Nobody is talking about the exit polls anymore because the real evidence is coming in.
Here, try this Link. From that link four former U.S. congressmen ( Larry Pressler (R-S.D.), Bob Schaffer (R-CO), John Rhodes (R-AR) and Dennis Hertel (D-MI))describe the corrupt election they witnessed.
What really stands out to me is how these congressmen clearly state that the ballot counting process is not free and open. It's closed. Yushchenko and his party were not able to witness the counting.
John Rhodes:But then the ballots left the polling station and we have no idea what happened to them later. And if the entire process is not completely open, then we have no guarantee that any part of the process is completely open.
It's from George Soros, who resides here. He hates Orthodox Christianity and Russia about as much as he hates American conservatism.
This whole topic pushes my hot button like you guys can't even believe. My husband and I are right in the middle of adopting out of Ukraine now. And I'm purposely learning Ukrainian instead of Russian, even though everyone in Ukraine speaks both -- the reason being that during Soviet rule, the Ukrainians were thrown in prison by the Russians for the "crime" of speaking their native tongue. Lovely, huh? They HAD to speak Russian or nothing at all. Today, there is such bitterness left over from the decades of oppressive Russian rule that there are many older Ukranians who refuse to speak Russian. Thus, out of respect for all Ukrainians, and our daughter-to-be in particular, I want to stand in solidarity with them, and speak their native tongue. NOT the tongue of the oppressor. (This is not to say that I think the Russian people are to blame. Not at all.
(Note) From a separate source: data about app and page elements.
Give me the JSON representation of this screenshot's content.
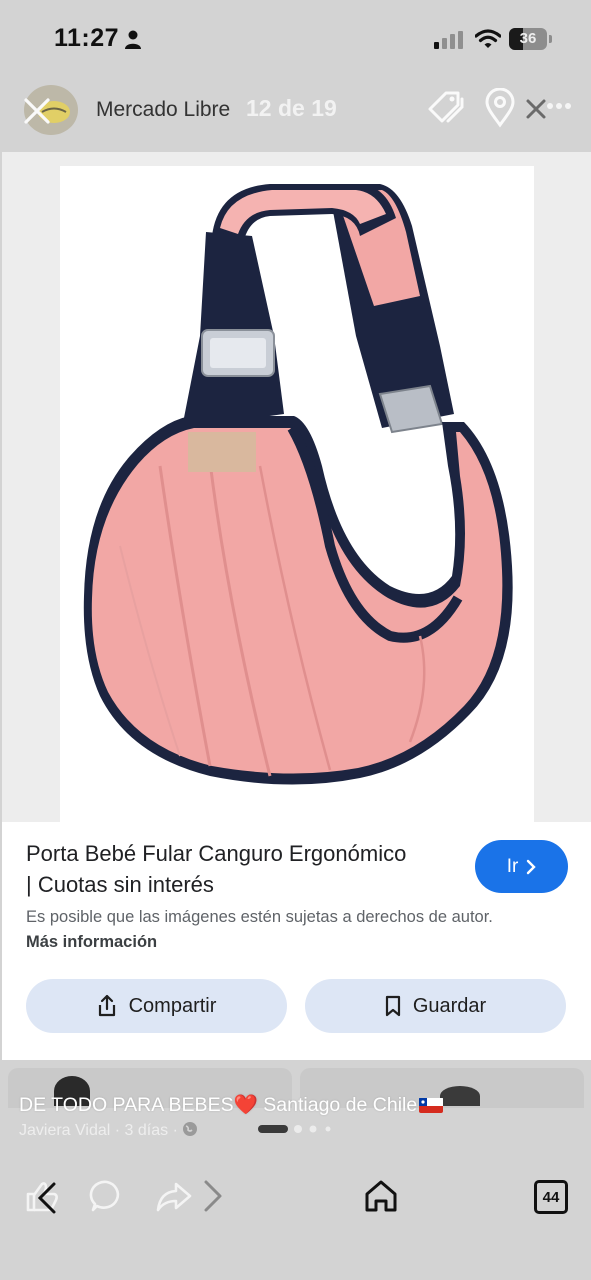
{
  "status_bar": {
    "time": "11:27",
    "battery": "36",
    "battery_level": 0.36
  },
  "header": {
    "site_name": "Mercado Libre",
    "image_counter": "12 de 19"
  },
  "product": {
    "title_line1": "Porta Bebé Fular Canguro Ergonómico",
    "title_line2": "| Cuotas sin interés",
    "go_label": "Ir",
    "copyright_text": "Es posible que las imágenes estén sujetas a derechos de autor.",
    "more_info_label": "Más información",
    "share_label": "Compartir",
    "save_label": "Guardar"
  },
  "feed": {
    "caption_text": "DE TODO PARA BEBES",
    "caption_location": "Santiago de Chile",
    "author": "Javiera Vidal",
    "age": "3 días",
    "separator": "·"
  },
  "bottom_bar": {
    "tabs_count": "44"
  },
  "colors": {
    "accent_blue": "#1a73e8",
    "pill_bg": "#dde6f5",
    "product_pink": "#f2a7a5",
    "product_navy": "#1c2440"
  },
  "icons": [
    "person-icon",
    "signal-icon",
    "wifi-icon",
    "battery-icon",
    "close-icon",
    "tag-icon",
    "location-pin-icon",
    "more-icon",
    "chevron-right-icon",
    "share-icon",
    "bookmark-icon",
    "like-icon",
    "comment-icon",
    "forward-icon",
    "home-icon",
    "tabs-icon"
  ]
}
I place the blame squarely on corrupt elements in the Russian governemnt.)
Then this Ukrainian election happens, and it's just sickening to see that "element" rearing its ugly head again trying to exert its stranglehold over these people again.
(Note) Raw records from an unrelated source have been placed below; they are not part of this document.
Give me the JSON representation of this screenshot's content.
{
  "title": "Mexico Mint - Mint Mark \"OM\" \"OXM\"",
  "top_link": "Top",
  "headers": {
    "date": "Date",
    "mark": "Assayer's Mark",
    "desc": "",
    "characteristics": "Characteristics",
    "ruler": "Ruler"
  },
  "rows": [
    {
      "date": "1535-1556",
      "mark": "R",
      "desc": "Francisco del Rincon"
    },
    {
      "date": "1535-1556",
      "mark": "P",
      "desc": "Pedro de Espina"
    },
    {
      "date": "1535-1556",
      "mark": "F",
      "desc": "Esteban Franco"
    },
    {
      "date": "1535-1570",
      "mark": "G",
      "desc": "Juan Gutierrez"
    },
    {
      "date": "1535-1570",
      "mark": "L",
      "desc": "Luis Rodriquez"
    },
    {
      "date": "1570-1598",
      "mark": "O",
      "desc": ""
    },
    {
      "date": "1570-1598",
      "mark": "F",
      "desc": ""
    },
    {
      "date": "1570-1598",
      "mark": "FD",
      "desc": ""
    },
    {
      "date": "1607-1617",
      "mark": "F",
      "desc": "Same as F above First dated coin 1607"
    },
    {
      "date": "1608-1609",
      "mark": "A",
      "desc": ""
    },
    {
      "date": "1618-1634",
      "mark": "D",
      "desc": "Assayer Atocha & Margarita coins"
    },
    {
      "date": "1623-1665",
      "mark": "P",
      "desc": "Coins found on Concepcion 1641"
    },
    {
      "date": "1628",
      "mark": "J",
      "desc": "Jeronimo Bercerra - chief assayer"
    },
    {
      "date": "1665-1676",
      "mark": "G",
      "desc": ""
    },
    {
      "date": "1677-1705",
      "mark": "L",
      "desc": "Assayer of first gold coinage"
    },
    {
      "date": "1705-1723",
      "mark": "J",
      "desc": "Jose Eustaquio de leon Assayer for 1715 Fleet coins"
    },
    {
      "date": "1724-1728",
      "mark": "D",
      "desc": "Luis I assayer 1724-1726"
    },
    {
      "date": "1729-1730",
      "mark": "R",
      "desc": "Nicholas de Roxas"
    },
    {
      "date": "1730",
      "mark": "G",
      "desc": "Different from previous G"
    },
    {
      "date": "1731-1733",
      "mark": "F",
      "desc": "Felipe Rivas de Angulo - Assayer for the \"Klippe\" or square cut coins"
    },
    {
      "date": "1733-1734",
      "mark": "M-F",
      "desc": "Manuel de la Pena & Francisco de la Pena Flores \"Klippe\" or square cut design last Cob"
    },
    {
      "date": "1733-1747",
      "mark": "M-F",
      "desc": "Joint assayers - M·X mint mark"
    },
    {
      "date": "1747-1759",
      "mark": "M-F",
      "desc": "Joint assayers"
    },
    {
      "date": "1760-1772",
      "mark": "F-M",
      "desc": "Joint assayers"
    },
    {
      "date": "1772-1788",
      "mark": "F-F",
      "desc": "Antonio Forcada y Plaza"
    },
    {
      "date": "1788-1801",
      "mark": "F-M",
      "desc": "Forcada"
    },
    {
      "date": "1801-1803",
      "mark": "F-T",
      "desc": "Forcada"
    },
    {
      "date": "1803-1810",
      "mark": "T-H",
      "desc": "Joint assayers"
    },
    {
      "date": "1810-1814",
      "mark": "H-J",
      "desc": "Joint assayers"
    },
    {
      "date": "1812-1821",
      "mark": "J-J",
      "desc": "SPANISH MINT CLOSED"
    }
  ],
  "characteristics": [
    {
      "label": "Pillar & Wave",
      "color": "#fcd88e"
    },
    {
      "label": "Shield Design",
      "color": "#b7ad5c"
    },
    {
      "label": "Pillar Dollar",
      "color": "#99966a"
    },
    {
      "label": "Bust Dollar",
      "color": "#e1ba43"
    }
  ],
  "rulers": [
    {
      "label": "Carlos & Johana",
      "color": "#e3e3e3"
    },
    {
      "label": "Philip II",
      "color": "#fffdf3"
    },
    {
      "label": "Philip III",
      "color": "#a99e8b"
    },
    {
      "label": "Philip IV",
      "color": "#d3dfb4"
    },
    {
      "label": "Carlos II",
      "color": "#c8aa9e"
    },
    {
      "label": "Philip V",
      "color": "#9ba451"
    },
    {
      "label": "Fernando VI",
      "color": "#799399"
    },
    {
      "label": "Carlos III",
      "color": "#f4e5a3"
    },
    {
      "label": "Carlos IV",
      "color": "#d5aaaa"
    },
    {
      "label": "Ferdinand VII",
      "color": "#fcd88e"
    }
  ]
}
And to thicken the plot in our Ukrainian adoption case as it pertains to the news -- get this -- our case worker is RUSSIAN. So picture this.... Thanksgiving Day I'm on the phone with him and he's just gotten back from Russia where I'm trying to get the latest update and he asks me if I watch the news, saying "there's a revolution in Ukraine!" (don't you love it? "a revolution") (uhh, I think they call it, people recognizing fraud when they see it and not standing for it, buddro) I quickly shot back, "Yeah, I watch the news. The election was totally fraudulent. The Kremlin committed fraud and the Ukrainian candidate who really won the election was cheated out of victory." Well, at that, my case worker laughed a KGB type laugh and I thought (uh-oh) and he said,(insert your best Russian accent) "Well, this is a matter of opinion." I said, "Well, our government isn't going to recognize the Ukrainian election or government as legitmate with this guy in there."
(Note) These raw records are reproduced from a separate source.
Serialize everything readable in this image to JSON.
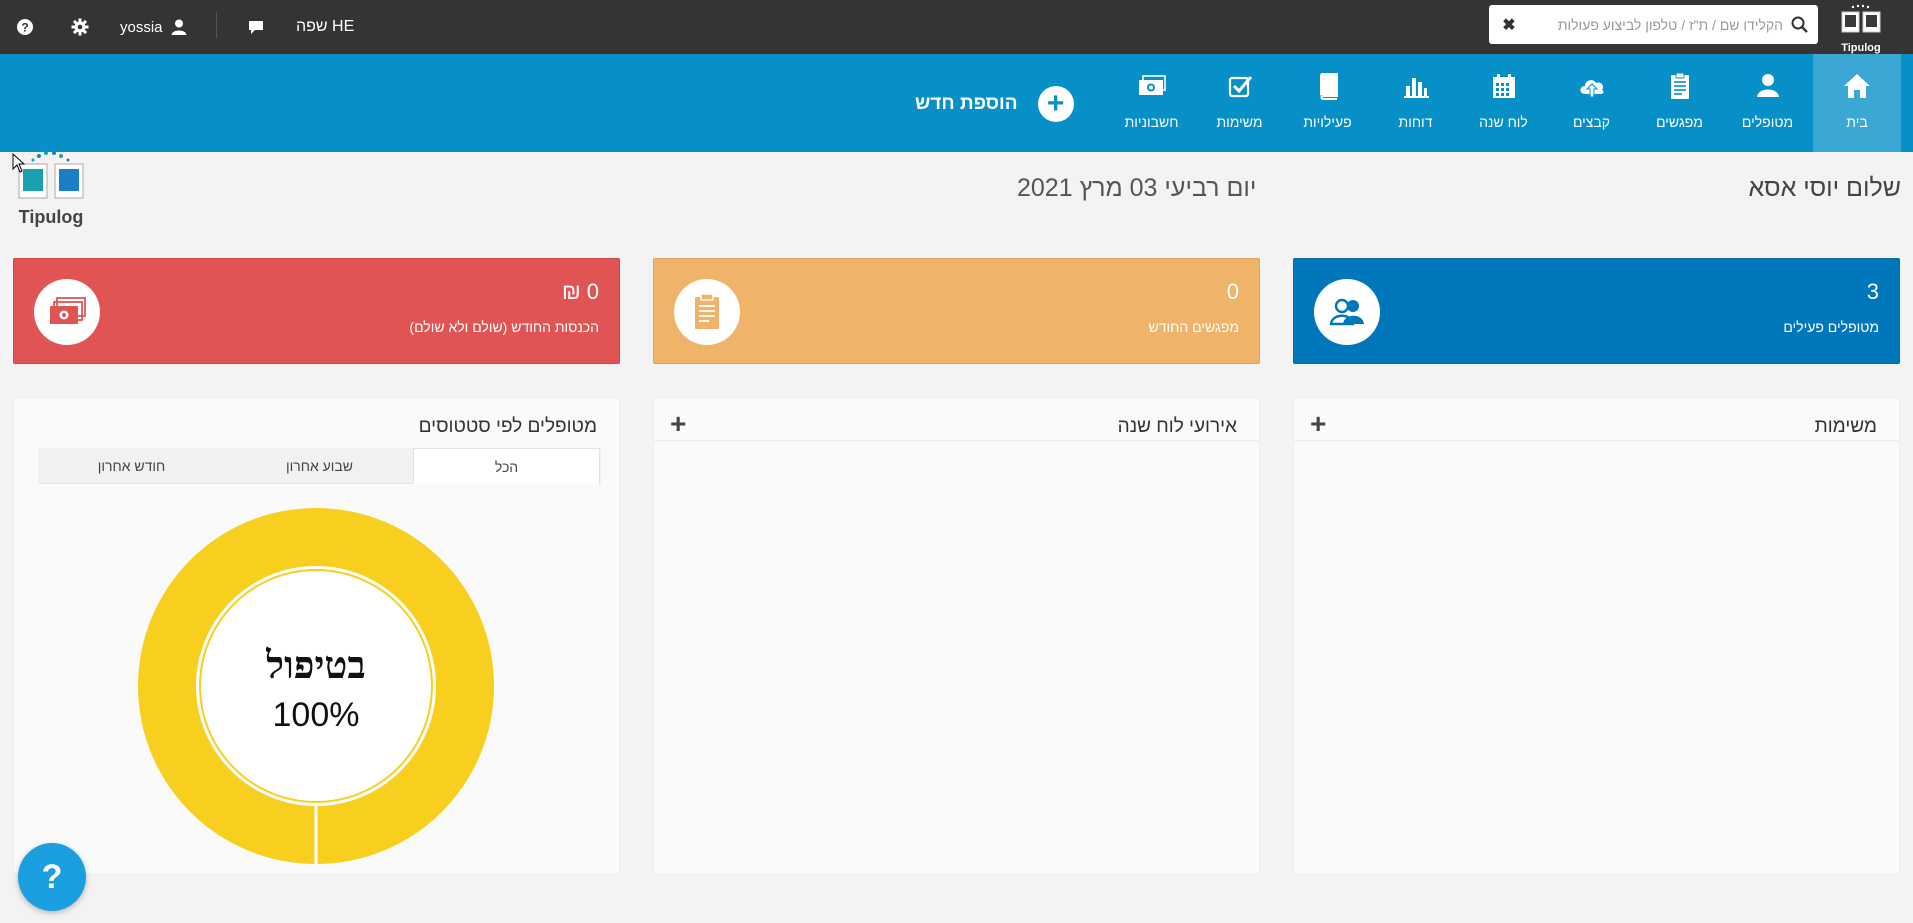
{
  "topbar": {
    "language_label": "שפה HE",
    "username": "yossia",
    "search_placeholder": "הקלידו שם / ת\"ז / טלפון לביצוע פעולות",
    "logo_text": "Tipulog"
  },
  "nav": {
    "items": [
      {
        "label": "בית",
        "icon": "home-icon",
        "active": true
      },
      {
        "label": "מטופלים",
        "icon": "user-icon"
      },
      {
        "label": "מפגשים",
        "icon": "clipboard-icon"
      },
      {
        "label": "קבצים",
        "icon": "cloud-upload-icon"
      },
      {
        "label": "לוח שנה",
        "icon": "calendar-icon"
      },
      {
        "label": "דוחות",
        "icon": "bar-chart-icon"
      },
      {
        "label": "פעילויות",
        "icon": "book-icon"
      },
      {
        "label": "משימות",
        "icon": "checklist-icon"
      },
      {
        "label": "חשבוניות",
        "icon": "money-icon"
      }
    ],
    "add_new_label": "הוספת חדש"
  },
  "greeting": "שלום יוסי אסא",
  "date": "יום רביעי 03 מרץ 2021",
  "logo_text": "Tipulog",
  "cards": {
    "patients": {
      "value": "3",
      "label": "מטופלים פעילים",
      "color": "#0077bb"
    },
    "meetings": {
      "value": "0",
      "label": "מפגשים החודש",
      "color": "#efb36a"
    },
    "income": {
      "value": "0 ₪",
      "label": "הכנסות החודש (שולם ולא שולם)",
      "color": "#e05454"
    }
  },
  "panels": {
    "tasks": {
      "title": "משימות",
      "plus": "+"
    },
    "calendar": {
      "title": "אירועי לוח שנה",
      "plus": "+"
    },
    "status": {
      "title": "מטופלים לפי סטטוסים",
      "tabs": [
        "הכל",
        "שבוע אחרון",
        "חודש אחרון"
      ],
      "active_tab": "הכל"
    }
  },
  "chart_data": {
    "type": "pie",
    "categories": [
      "בטיפול"
    ],
    "values": [
      100
    ],
    "center_label": "בטיפול",
    "center_value": "100%",
    "colors": [
      "#f8cf1f"
    ]
  },
  "help_label": "?"
}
My Russian case worker says, "Ukraine is split. The Eastern half wants the Russian choice, the Western half wants the European- American choice."
At that assessment, I thought to myself, What the "H" are you talking about, the Western half wants "the 'American' choice? The only choice the Americans want for Ukraine is the choice that represents the WILL OF THE UKRAINIAN PEOPLE, YOU KNUCKLEHEAD!!! Then he said "The one [already elected] is Putin's choice."
Yeah...he actually says "he's Putin's choice."
I'm thinking (and it's a good thing I didn't think to say this till AFTER I got off the phone or I might say something that would jeopardize my chances of ever getting our daughter) but after I hung up, I was so mad, all I wanted to do was shout at my Russian case worker:
"Who the heck gives a RIP who PUTIN wants to be the President of Ukraine???? What about the FALL OF THE SOVIET UNION DON'T YOU GUYS GET??????
Another element to consider is that if the media focuses on election fraud elsewhere, it helps undermine Bush.
I hope the situation works out in the Ukraine; everyone deserves a fair election.